Abstract

Abstract:

This article examines how two central scholars based at the Hebrew University's Institute of Contemporary Jewry, Jonathan Frankel, and Ezra Mendelsohn, conceived, created, and codified the academic sub-field of modern Jewish politics. The article begins by discussing studies by earlier historians of the Jews like Salo W. Baron, Shmuel Ettinger, and Yosef Hayim Yerushalmi whose work often touched upon the intersection between Jews and politics. While Mendelsohn and Frankel's research was based upon key concepts developed by these scholars, their focus on the centrality of Jewish agency, the role of the Jewish intelligentsia, and the turn to "the (Jewish) people" helped create a new scholarly framework for imagining, analyzing, and researching modern Jewish politics. Despite their many achievements, they both overlooked several important topics in modern Jewish history including the role of religion, the activities of Jewish women, the experiences of Jews in North Africa and the Middle East, and the impact of Jewish politics on the Palestinians.

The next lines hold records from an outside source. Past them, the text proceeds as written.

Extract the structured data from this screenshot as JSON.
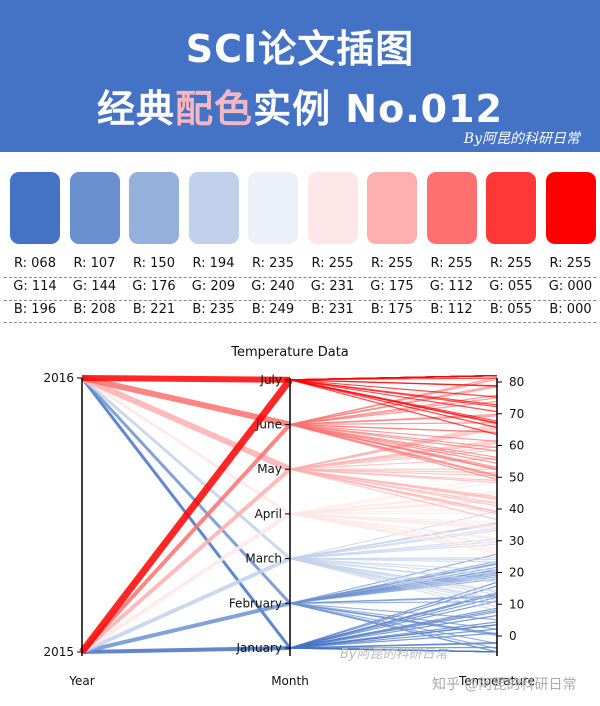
{
  "header": {
    "title_line1": "SCI论文插图",
    "title_line2_part1": "经典",
    "title_line2_highlight": "配色",
    "title_line2_part2": "实例 No.012",
    "byline": "By阿昆的科研日常"
  },
  "palette": [
    {
      "hex": "#4472c4",
      "r": "R: 068",
      "g": "G: 114",
      "b": "B: 196"
    },
    {
      "hex": "#6b90d0",
      "r": "R: 107",
      "g": "G: 144",
      "b": "B: 208"
    },
    {
      "hex": "#96b0dd",
      "r": "R: 150",
      "g": "G: 176",
      "b": "B: 221"
    },
    {
      "hex": "#c2d1eb",
      "r": "R: 194",
      "g": "G: 209",
      "b": "B: 235"
    },
    {
      "hex": "#ebf0f9",
      "r": "R: 235",
      "g": "G: 240",
      "b": "B: 249"
    },
    {
      "hex": "#ffe7e7",
      "r": "R: 255",
      "g": "G: 231",
      "b": "B: 231"
    },
    {
      "hex": "#ffafaf",
      "r": "R: 255",
      "g": "G: 175",
      "b": "B: 175"
    },
    {
      "hex": "#ff7070",
      "r": "R: 255",
      "g": "G: 112",
      "b": "B: 112"
    },
    {
      "hex": "#ff3737",
      "r": "R: 255",
      "g": "G: 055",
      "b": "B: 055"
    },
    {
      "hex": "#ff0000",
      "r": "R: 255",
      "g": "G: 000",
      "b": "B: 000"
    }
  ],
  "chart_data": {
    "type": "parallel-coordinates",
    "title": "Temperature Data",
    "axes": [
      {
        "name": "Year",
        "ticks": [
          "2015",
          "2016"
        ]
      },
      {
        "name": "Month",
        "ticks": [
          "January",
          "February",
          "March",
          "April",
          "May",
          "June",
          "July"
        ]
      },
      {
        "name": "Temperature",
        "ticks": [
          "0",
          "10",
          "20",
          "30",
          "40",
          "50",
          "60",
          "70",
          "80"
        ],
        "range": [
          -5,
          80
        ]
      }
    ],
    "month_mean_temperature": [
      {
        "month": "January",
        "temperature": 0
      },
      {
        "month": "February",
        "temperature": 10
      },
      {
        "month": "March",
        "temperature": 25
      },
      {
        "month": "April",
        "temperature": 38
      },
      {
        "month": "May",
        "temperature": 52
      },
      {
        "month": "June",
        "temperature": 65
      },
      {
        "month": "July",
        "temperature": 80
      }
    ],
    "color_by": "Month",
    "watermark": "By阿昆的科研日常"
  },
  "watermark": "知乎 @阿昆的科研日常"
}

By examining how these topics are dealt with in more recent works, the penultimate section in this article points to both the continuing influence of Mendelsohn and Frankel's scholarly paradigm as well as some of its inherent limits. In doing so, this analysis of modern Jewish politics makes for an intriguing case study regarding the organization, construction, and production of a particular field of knowledge while simultaneously raising critical questions regarding the very nature, limits, and future of Jewish studies.